Liberty and justice for all
To the Editor;
Thank you for publishing the recent letter that explained that #BLM means that “black lives matter, too,” and not the presumed “black lives matter, only.” Statistics like infant mortality, maternal health and life expectancy have long shown that the Black community has not lived the same American dream as so many others.
The tragic deaths of Emmit Till, James Byrd, Trayvon Martin, Michael Brown, Ahmaud Arbery and George Floyd momentarily force us to look at the facts, but then we allow ourselves to be quickly distracted. In rural Maine it may seem that these issues can be ignored, but as Martin Luther King, Jr. stated, “Injustice anywhere is a threat to justice everywhere.”
Maine was a free state, but contributed to the end of slavery. Harriet Beecher Stowe wrote “Uncle Tom’s Cabin” during her winters in Brunswick, and Joshua Chamberlain’s men held their ground at Gettysburg, all to end slavery.
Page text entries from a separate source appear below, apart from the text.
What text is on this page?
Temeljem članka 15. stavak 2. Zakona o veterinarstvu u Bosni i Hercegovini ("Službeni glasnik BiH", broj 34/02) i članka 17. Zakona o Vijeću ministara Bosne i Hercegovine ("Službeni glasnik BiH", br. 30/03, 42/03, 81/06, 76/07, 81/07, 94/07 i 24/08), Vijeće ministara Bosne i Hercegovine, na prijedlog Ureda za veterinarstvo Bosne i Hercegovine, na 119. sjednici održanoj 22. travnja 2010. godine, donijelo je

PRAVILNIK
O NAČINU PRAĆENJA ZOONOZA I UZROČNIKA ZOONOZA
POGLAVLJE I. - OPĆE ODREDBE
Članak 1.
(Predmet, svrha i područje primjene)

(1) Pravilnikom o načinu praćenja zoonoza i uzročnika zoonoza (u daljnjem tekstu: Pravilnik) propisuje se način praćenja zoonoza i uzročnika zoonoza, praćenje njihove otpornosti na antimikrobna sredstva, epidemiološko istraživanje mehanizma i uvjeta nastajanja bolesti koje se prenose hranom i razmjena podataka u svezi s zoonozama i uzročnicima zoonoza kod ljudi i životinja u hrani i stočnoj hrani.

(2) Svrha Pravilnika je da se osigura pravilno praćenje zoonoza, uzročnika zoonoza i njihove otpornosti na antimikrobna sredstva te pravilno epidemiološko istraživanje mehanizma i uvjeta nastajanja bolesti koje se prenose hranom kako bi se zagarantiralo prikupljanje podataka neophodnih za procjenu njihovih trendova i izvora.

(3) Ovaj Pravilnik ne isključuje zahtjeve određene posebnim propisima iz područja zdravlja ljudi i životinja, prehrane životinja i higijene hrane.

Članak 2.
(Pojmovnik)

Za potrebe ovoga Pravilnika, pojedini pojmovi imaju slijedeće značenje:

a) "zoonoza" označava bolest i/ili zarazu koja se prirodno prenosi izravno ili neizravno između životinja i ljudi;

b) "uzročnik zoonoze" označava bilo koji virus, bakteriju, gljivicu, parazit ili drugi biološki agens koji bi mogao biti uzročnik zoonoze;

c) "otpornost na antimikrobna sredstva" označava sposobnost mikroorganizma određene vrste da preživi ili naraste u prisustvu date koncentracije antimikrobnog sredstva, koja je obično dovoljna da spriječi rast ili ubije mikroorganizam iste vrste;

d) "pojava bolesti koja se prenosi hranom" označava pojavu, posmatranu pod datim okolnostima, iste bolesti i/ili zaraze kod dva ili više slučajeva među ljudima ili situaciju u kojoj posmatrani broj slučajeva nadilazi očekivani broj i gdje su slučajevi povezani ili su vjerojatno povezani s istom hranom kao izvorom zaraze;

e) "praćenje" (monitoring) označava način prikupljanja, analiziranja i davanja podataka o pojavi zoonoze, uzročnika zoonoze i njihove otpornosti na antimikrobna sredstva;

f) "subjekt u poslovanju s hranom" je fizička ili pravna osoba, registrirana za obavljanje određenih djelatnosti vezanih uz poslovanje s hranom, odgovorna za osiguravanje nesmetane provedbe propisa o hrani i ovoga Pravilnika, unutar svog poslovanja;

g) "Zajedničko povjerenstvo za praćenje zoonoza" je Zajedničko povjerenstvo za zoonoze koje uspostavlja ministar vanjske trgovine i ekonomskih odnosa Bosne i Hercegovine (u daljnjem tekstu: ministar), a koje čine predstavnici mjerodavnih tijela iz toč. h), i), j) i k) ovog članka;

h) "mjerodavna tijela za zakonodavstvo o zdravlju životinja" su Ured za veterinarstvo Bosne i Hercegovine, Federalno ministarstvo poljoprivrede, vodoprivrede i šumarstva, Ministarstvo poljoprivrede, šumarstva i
Let our contribution today be that we can fly that BLM banner with confidence. Just as abolitionists fought against slavery, we will fight against the obvious racism that lingers so long after the Civil War, and the Civil Rights Movement.
When the Unitarian Universalist Church in Sangerville was asked by a local to take down its “offensive” BLM banner, it became clear that we need outreach on this issue. Maine must teach civil rights in the schools, and practice “liberty and justice for all.”